Submitted to: Soil and Water Conservation Society
Publication Type: Abstract Only
Publication Acceptance Date: 1/30/2006
Publication Date: 6/24/2006
Citation: Williams, J.D., Robertson, D.S. 2006. No-till farming practices on the Columbia Plateau; changes in field erosion and stormflow. In Proceedings of the SWCS International Environmental Management Conference, July 22-26, Keystone, CO. 2006.CDROM.

Interpretive Summary: Early farming practices on the Columbia Plateau led to excessive soil loss, lower cropland productivity, fouled in-stream habitat for aquatic life, and deposition of sediment streams and rivers. Presently much of the sediment transported during stormflow appears to originate from stream bank erosion, although annual infield erosion is still observed. We measured runoff and soil eroded from small watersheds used for dryland (non-irrigated) small grain crop production for three years that were managed using notill or conventional inversion tillage practices. Total annual erosion from the notilled treatment was 1% of the soil eroded from the conventionally tilled treatment. Notill practices effectively controlled runoff and erosion, at scales both larger than and smaller than the conventionally tilled area. These results demonstrate the immediate soil and water conservation effectiveness of notill technology. They also portend changes in the downstream processes as channels adjust to reduced stormflow volume and energy, and a reduced sediment supply.
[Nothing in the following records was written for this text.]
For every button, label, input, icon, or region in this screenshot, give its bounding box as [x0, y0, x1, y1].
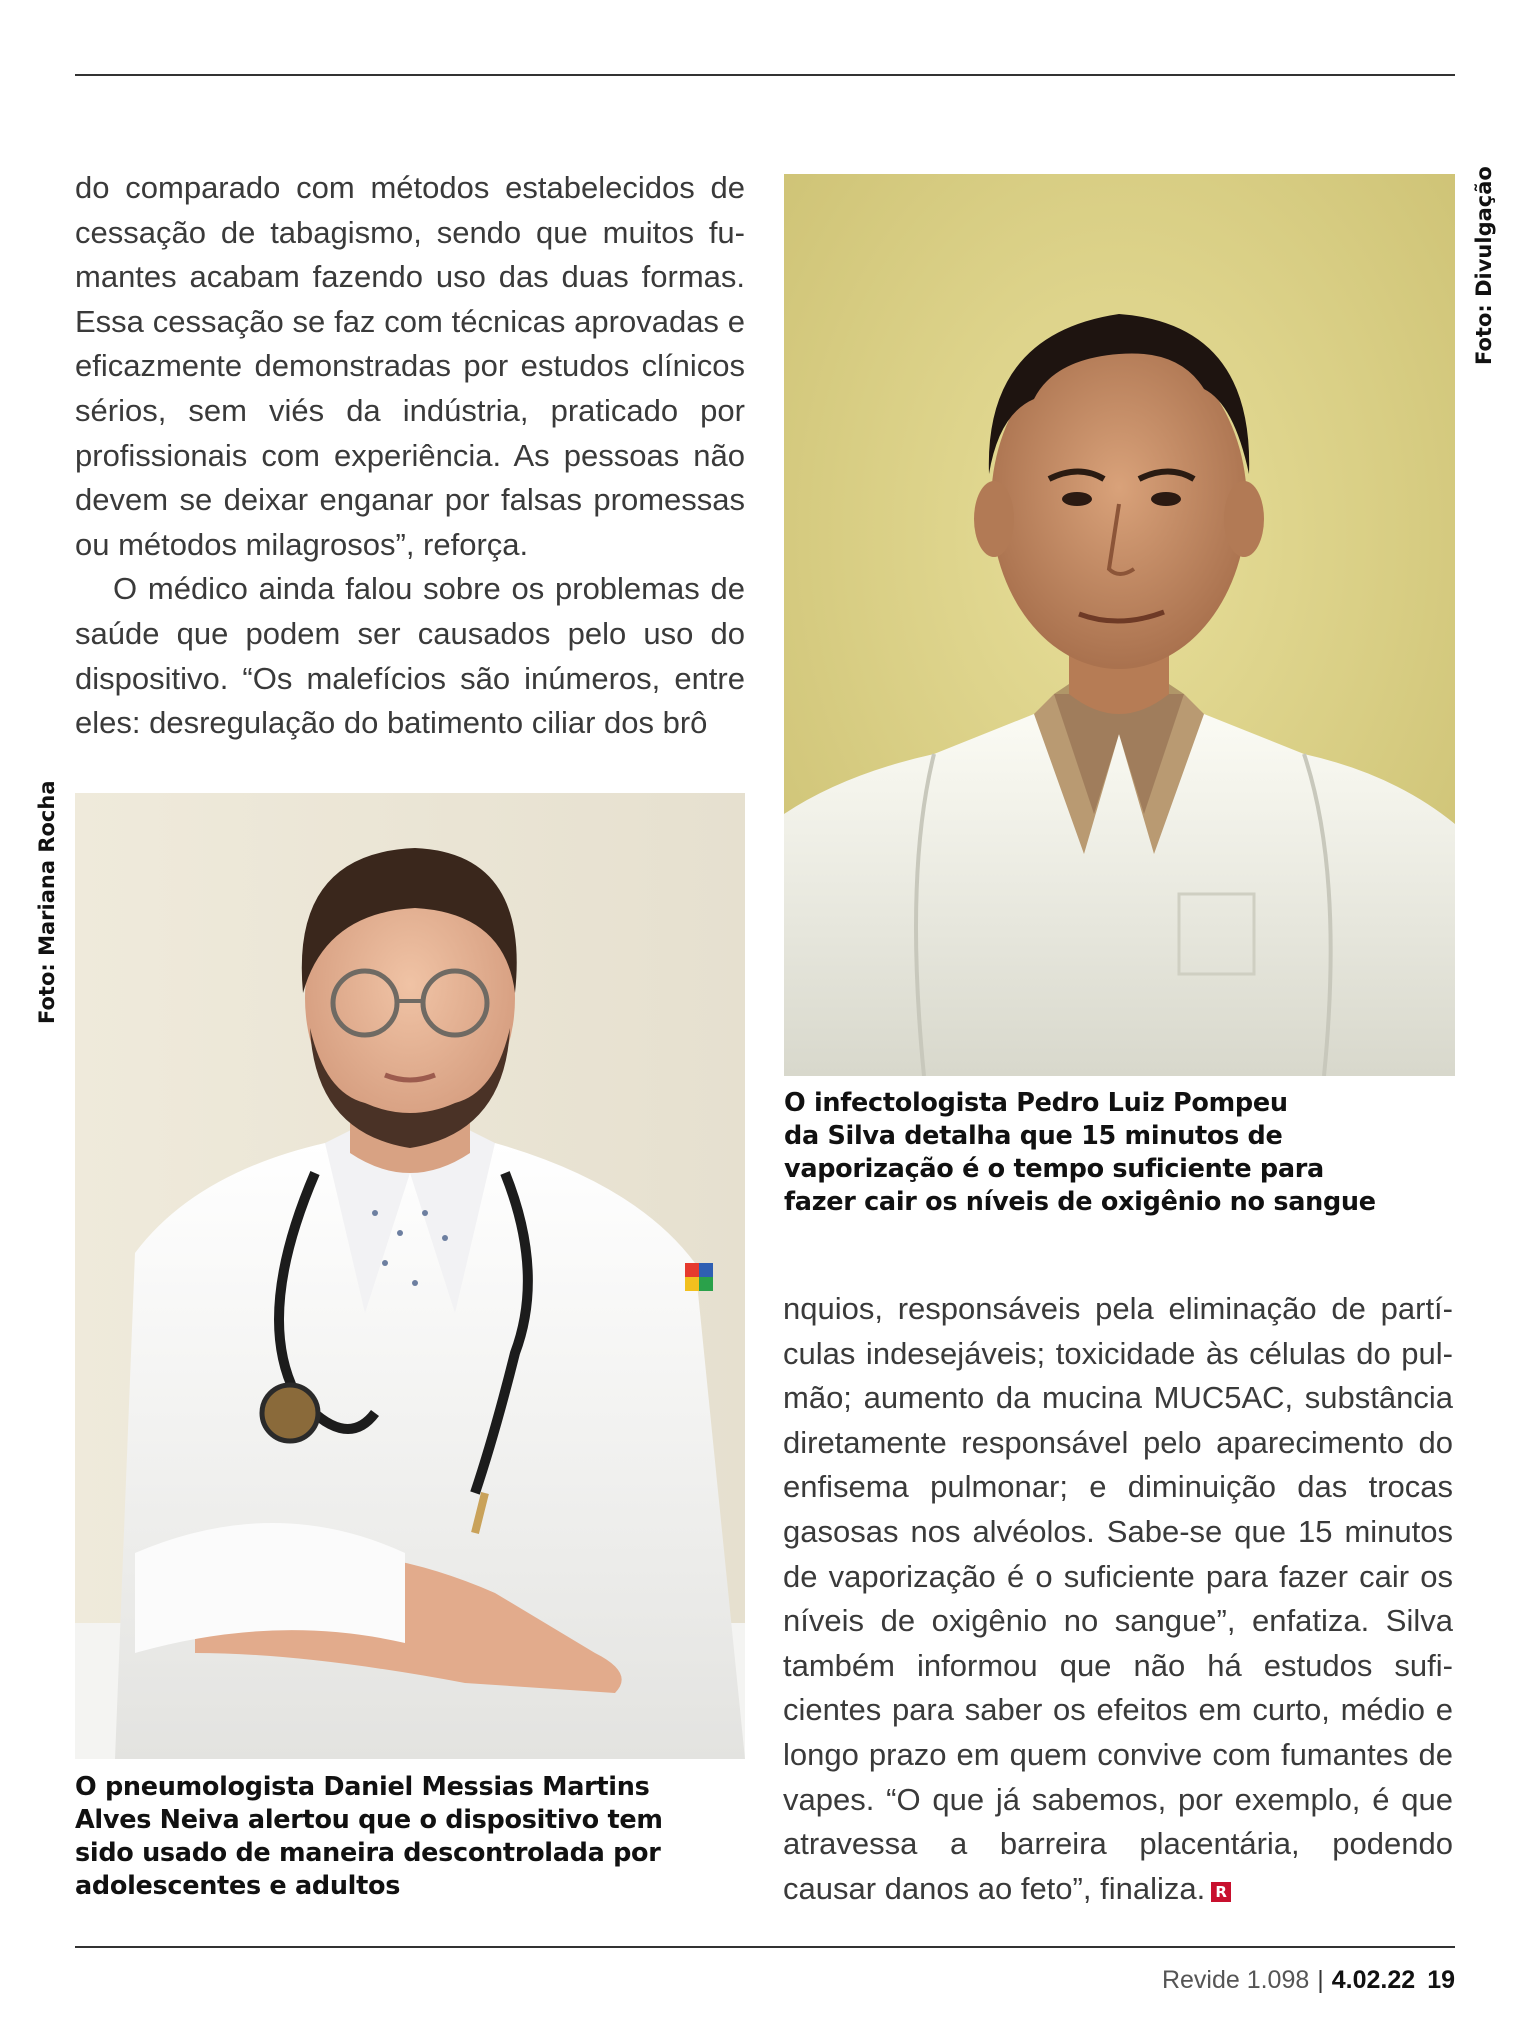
photo-credit-daniel: Foto: Mariana Rocha [35, 780, 59, 1024]
caption-line: sido usado de maneira descontrolada por [75, 1838, 661, 1868]
article-column-right-bottom [783, 1287, 1453, 1911]
article-paragraph: do comparado com métodos estabelecidos de cessação de tabagismo, sendo que muitos fumantes acabam fazendo uso das duas formas. Essa cessação se faz com técnicas aprovadas e eficazmente demonstradas por estudos clínicos sérios, sem viés da indústria, praticado por profissionais com experiência. As pessoas não devem se deixar enganar por falsas promessas ou métodos milagrosos”, reforça. [75, 170, 745, 562]
caption-line: Alves Neiva alertou que o dispositivo tem [75, 1805, 663, 1835]
portrait-daniel-image [75, 793, 745, 1759]
footer-separator: | [1317, 1966, 1324, 1994]
revide-end-mark-icon: R [1211, 1882, 1231, 1902]
caption-line: O infectologista Pedro Luiz Pompeu [784, 1088, 1288, 1118]
top-rule [75, 74, 1455, 76]
bottom-rule [75, 1946, 1455, 1948]
photo-caption-daniel [75, 1771, 755, 1903]
caption-line: O pneumologista Daniel Messias Martins [75, 1772, 650, 1802]
magazine-issue: Revide 1.098 [1161, 1966, 1310, 1994]
caption-line: vaporização é o tempo suficiente para [784, 1154, 1324, 1184]
portrait-pedro-image [784, 174, 1455, 1076]
photo-credit-pedro: Foto: Divulgação [1472, 166, 1496, 365]
caption-line: fazer cair os níveis de oxigênio no sangue [784, 1187, 1376, 1217]
photo-pedro-luiz-pompeu [784, 174, 1455, 1076]
caption-line: da Silva detalha que 15 minutos de [784, 1121, 1283, 1151]
article-text: nquios, responsáveis pela eliminação de partículas indesejáveis; toxicidade às células do pulmão; aumento da mucina MUC5AC, substância diretamente responsável pelo aparecimento do enfisema pulmonar; e diminuição das trocas gasosas nos alvéolos. Sabe-se que 15 minutos de vaporização é o suficiente para fazer cair os níveis de oxigênio no sangue”, enfatiza. Silva também informou que não há estudos suficientes para saber os efeitos em curto, médio e longo prazo em quem convive com fumantes de vapes. “O que já sabemos, por exemplo, é que atravessa a barreira placentária, podendo causar danos ao feto”, finaliza. [783, 1291, 1453, 1906]
page-number: 19 [1427, 1966, 1455, 1994]
issue-date: 4.02.22 [1331, 1966, 1416, 1994]
page-footer [1162, 1966, 1455, 1995]
photo-caption-pedro [784, 1087, 1464, 1219]
article-paragraph: O médico ainda falou sobre os problemas de saúde que podem ser causados pelo uso do dispositivo. “Os malefícios são inúmeros, entre eles: desregulação do batimento ciliar dos brô [75, 571, 745, 741]
article-column-left-top [75, 166, 745, 746]
caption-line: adolescentes e adultos [75, 1871, 401, 1901]
photo-daniel-messias-martins [75, 793, 745, 1759]
article-paragraph [783, 1287, 1453, 1911]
Technical Abstract: Early farming practices on the Columbia Plateau led to excessive soil loss; lower cropland productivity, fouled in-stream habitat for andronomous and non-andronomous salmonids and eels, and deposition of sediment in first, second, third and fourth order stream channels. Presently much of the sediment transported during stormflow appears to originate from stream bank erosion, although annual infield erosion is still observed. Four first order drainages, and one hillslope were instrumented with flumes and storm sediment samplers, with areas, respectfully, 25.0, 18.1, 10.4, and 6.2 ha, and 1.6 ha. The 6.2 ha drainage was managed using fallow and inversion tillage practices. All other drainages, and the hillslope site, were notilled. The total crop year precipitation ranged from 286 mm during crop year 2005 to 440 mm during crop year 2003. In runoff events from October, 2002 to September, 2005, the conventionally tilled drainage yielded 5.1 mm stormflow, whereas the notilled drainages yielded 0.7 mm. Total annual erosion from the conventionally tilled drainage was 391 kg/ha and 3.5 kg/ha from the notilled drainages. Notill practices effectively controlled runoff and erosion, at scales both larger than and smaller than the conventionally tilled area. These results demonstrate the immediate soil and water conservation effectiveness of notill technology. They also portend changes in the downstream processes as channels adjust to reduced stormflow volume and energy, and a reduced sediment supply.